Karen Logan (born 1949) is an American former basketball and volleyball player. She is the inventor of what is now the standardized size women's basketball. In the 1970s she was often credited as the top women's basketball player in the United States.

==College career==
Logan attended Pepperdine University from 1967 to 1971. Initially recruited for track and tennis, her basketball talent was discovered by coach Gary Colson and she regularly scrimmaged with the men's team. She was undefeated on Pepperdine's first women's tennis team her senior year and was inducted into the Pepperdine Athletics Hall of Fame in 1981.

==Basketball career==
From 1971 to 1974, she toured with the All-American Red Heads, a professional barnstorming team that often played against men's teams.

In 1975, CBS had Logan appear on Challenge of the Sexes, a nationally broadcast TV-show inspired by Billie Jean King and Bobby Riggs' Battle of the Sexes. On the show Logan played and defeated Jerry West in a game of H-O-R-S-E.

In June 1978, Logan became the first player to sign a contract with the newly created Women's Professional Basketball League (WBL).

While working with the WBL, Logan pitched an idea for a smaller ball for the women's game. The idea was accepted and the ball was first produced by Wilson Sporting Goods and adopted by the WBL, eventually becoming the standard for all levels of women's basketball.

Logan played for the Chicago Hustle for the first half of the 1978–79 WBL season. She broke her foot three months before the season and was told by her doctor it would take 10 to 11 months to heal. Shortly before the start of the season, she played a preseason game where she scored 20 points but was unable to walk the following day due to the injury. She continued playing through the injury but wasn't able to play at the level that was expected, leading to her being traded to the New Jersey Gems in January 1979. While both parties were interested, she declined to return to the Gems after the season due to unpaid salary.

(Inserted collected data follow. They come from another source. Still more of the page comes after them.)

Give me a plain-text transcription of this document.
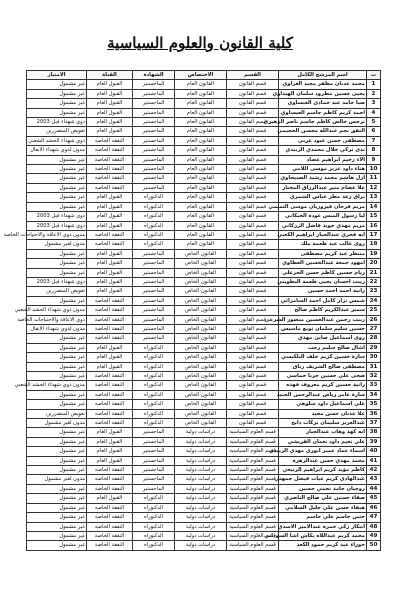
كلية القانون والعلوم السياسية
ت	اسم المرشح الكامل	القسم	الاختصاص	الشهادة	القناة	الامتياز
1	محمد عدنان مظفر مجيد الغزاوي	قسم القانون	القانون العام	الماجستير	القبول العام	غير مشمول
2	يحيى حسين مطرود سلمان الهيداوي	قسم القانون	القانون العام	الماجستير	القبول العام	غير مشمول
3	صبا حامد عبد حمادي العيساوي	قسم القانون	القانون العام	الماجستير	القبول العام	غير مشمول
4	احمد كريم كاظم جاسم العيساوي	قسم القانون	القانون العام	الماجستير	القبول العام	غير مشمول
5	نرجس خالص كاظم جاسم ناصر الزهيري	قسم القانون	القانون العام	الماجستير	القبول العام	ذوي شهداء قبل 2003
6	التفق نجم عبدالله محسن الحجيمي	قسم القانون	القانون العام	الماجستير	القبول العام	تعويض المتضررين
7	مصطفى حسن عبود عربي	قسم القانون	القانون العام	الماجستير	النفقة الخاصة	ذوي شهداء الحشد الشعبي
8	ندى تركي جلال محمدي الزبيدي	قسم القانون	القانون العام	الماجستير	النفقة الخاصة	مدون لذوي شهداء الانفال
9	الاء رحيم ابراهيم عصاد	قسم القانون	القانون العام	الماجستير	النفقة الخاصة	غير مشمول
10	هناء داود عزيز موسى اللامي	قسم القانون	القانون العام	الماجستير	النفقة الخاصة	غير مشمول
11	ازل هاشم محمد رشيد الصبيحاوي	قسم القانون	القانون العام	الماجستير	النفقة الخاصة	غير مشمول
12	علا عصام منير عبدالرزاق المختار	قسم القانون	القانون العام	الماجستير	النفقة الخاصة	غير مشمول
13	براق رعد مطر عباس الشمري	قسم القانون	القانون العام	الدكتوراه	القبول العام	غير مشمول
14	مريم فرحان فيروزيان موسى التميمي	قسم القانون	القانون العام	الدكتوراه	القبول العام	غير مشمول
15	ليا رسول الميس عوده الخيكاني	قسم القانون	القانون العام	الدكتوراه	القبول العام	ذوي شهداء قبل 2003
16	مريم مهدي جويد فاضل الزركاني	قسم القانون	القانون العام	الدكتوراه	القبول العام	ذوي شهداء قبل 2003
17	ايه فخري عبدالجبار ابراهيم الكعبي	قسم القانون	القانون العام	الدكتوراه	النفقة الخاصة	مدون ذوي الاعاقة والاحتياجات الخاصة
18	روى غالب عبد طعمة ملك	قسم القانون	القانون العام	الدكتوراه	النفقة الخاصة	مدون لغير مشمول
19	منتظر عبد كريم مصطفى	قسم القانون	القانون الخاص	الماجستير	القبول العام	غير مشمول
20	امهود جمعة عبدالحسين العطاوي	قسم القانون	القانون الخاص	الماجستير	القبول العام	غير مشمول
21	ريام حسين كاظم حسن الخزعلي	قسم القانون	القانون الخاص	الماجستير	القبول العام	غير مشمول
22	زينب احسان يحيى طعمة البطويني	قسم القانون	القانون الخاص	الماجستير	القبول العام	ذوي شهداء قبل 2003
23	رانية احمد احمد حسين	قسم القانون	القانون الخاص	الماجستير	القبول العام	تعويض المتضررين
24	شمس نزار كامل احمد السامرائي	قسم القانون	القانون الخاص	الماجستير	النفقة الخاصة	غير مشمول
25	سمير عبدالكريم كاظم صالح	قسم القانون	القانون الخاص	الماجستير	النفقة الخاصة	مدون ذوي شهداء الحشد الشعبي
26	زينب رحمن عبدالحسين منصور الشرعي	قسم القانون	القانون الخاص	الماجستير	النفقة الخاصة	ذوي الاعاقة والاحتياجات الخاصة
27	حسين سليم سلمان توبع ماسيس	قسم القانون	القانون الخاص	الماجستير	النفقة الخاصة	مدون لذوي شهداء الانفال
28	روى اسماعيل صابئ مهدي	قسم القانون	القانون الخاص	الماجستير	النفقة الخاصة	غير مشمول
29	اشال صالح سليم رجب	قسم القانون	القانون الخاص	الدكتوراه	القبول العام	غير مشمول
30	سارة حسين كريم خلف البلكيسي	قسم القانون	القانون الخاص	الدكتوراه	القبول العام	غير مشمول
31	مصطفى صالح الشريف زناق	قسم القانون	القانون الخاص	الدكتوراه	القبول العام	غير مشمول
32	ضحى علي حسين حرنا خماسي	قسم القانون	القانون الخاص	الدكتوراه	النفقة الخاصة	غير مشمول
33	رانية حسين كريم معروف فهده	قسم القانون	القانون الخاص	الدكتوراه	النفقة الخاصة	مدون ذوي شهداء الحشد الشعبي
34	سارة عامر رياض عبدالرحمن الجنيد	قسم القانون	القانون الخاص	الدكتوراه	النفقة الخاصة	غير مشمول
35	علي اسماعيل داود سلوهي	قسم القانون	القانون الخاص	الدكتوراه	النفقة الخاصة	غير مشمول
36	علا عدنان حسن مجيد	قسم القانون	القانون الخاص	الدكتوراه	النفقة الخاصة	تعويض المتضررين
37	عبدالعزيز سليمان بركات دابح	قسم القانون	القانون الخاص	الدكتوراه	النفقة الخاصة	مدون لغير مشمول
38	ايه كهد وهاب عبدالجبار	قسم العلوم السياسية	دراسات دولية	الماجستير	القبول العام	غير مشمول
39	علي نعيم داود نعمان القريشي	قسم العلوم السياسية	دراسات دولية	الماجستير	القبول العام	غير مشمول
40	اسماء عماد عمير انوري مهدي الزبيدي	قسم العلوم السياسية	دراسات دولية	الماجستير	القبول العام	غير مشمول
41	محمد مهدي حسن عبدالزهرة	قسم العلوم السياسية	دراسات دولية	الماجستير	القبول العام	غير مشمول
42	كاظم مؤيد كريم ابراهيم الربيعي	قسم العلوم السياسية	دراسات دولية	الماجستير	النفقة الخاصة	غير مشمول
43	عبدالهادي كريم غياث فيصل جمهتي	قسم العلوم السياسية	دراسات دولية	الماجستير	النفقة الخاصة	مدون لغير مشمول
44	روجيان حامد نجمي حسين	قسم العلوم السياسية	دراسات دولية	الماجستير	النفقة الخاصة	غير مشمول
45	صفاء حسين علي صالح الناصري	قسم العلوم السياسية	دراسات دولية	الدكتوراه	القبول العام	غير مشمول
46	هيفاء حسن علي جليل السلامي	قسم العلوم السياسية	دراسات دولية	الدكتوراه	النفقة الخاصة	غير مشمول
47	حنين جاسم علي جاسم	قسم العلوم السياسية	دراسات دولية	الدكتوراه	النفقة الخاصة	غير مشمول
48	ابتكار زكي حمزة عبدالامير الاسدي	قسم العلوم السياسية	دراسات دولية	الدكتوراه	النفقة الخاصة	غير مشمول
49	محمد كريم عبداللاه يكاش اشا السوداني	قسم العلوم السياسية	دراسات دولية	الدكتوراه	النفقة الخاصة	غير مشمول
50	حوراء عيد كريم حمود الكعد	قسم العلوم السياسية	دراسات دولية	الدكتوراه	النفقة الخاصة	غير مشمول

Logan signed with the New Orleans Pride the following season but was cut before the seasons start after having been involved in an attempt to create the first labor union for professional women's athletes in cooperation with the NFL Players Association.

In 1980, she signed as a player-coach for the Tucson Storm of the short lived Ladies Professional Basketball Association (LPBA). After the team folded before the start of the season, she signed with New Mexico Energee and played a few games with the team before it and the LPBA folded.

She coached the Utah State University women's team from 1982 to 1984 before stepping away from basketball for good.

==Volleyball career==
Logan played professional volleyball for two seasons in the International Volleyball Association.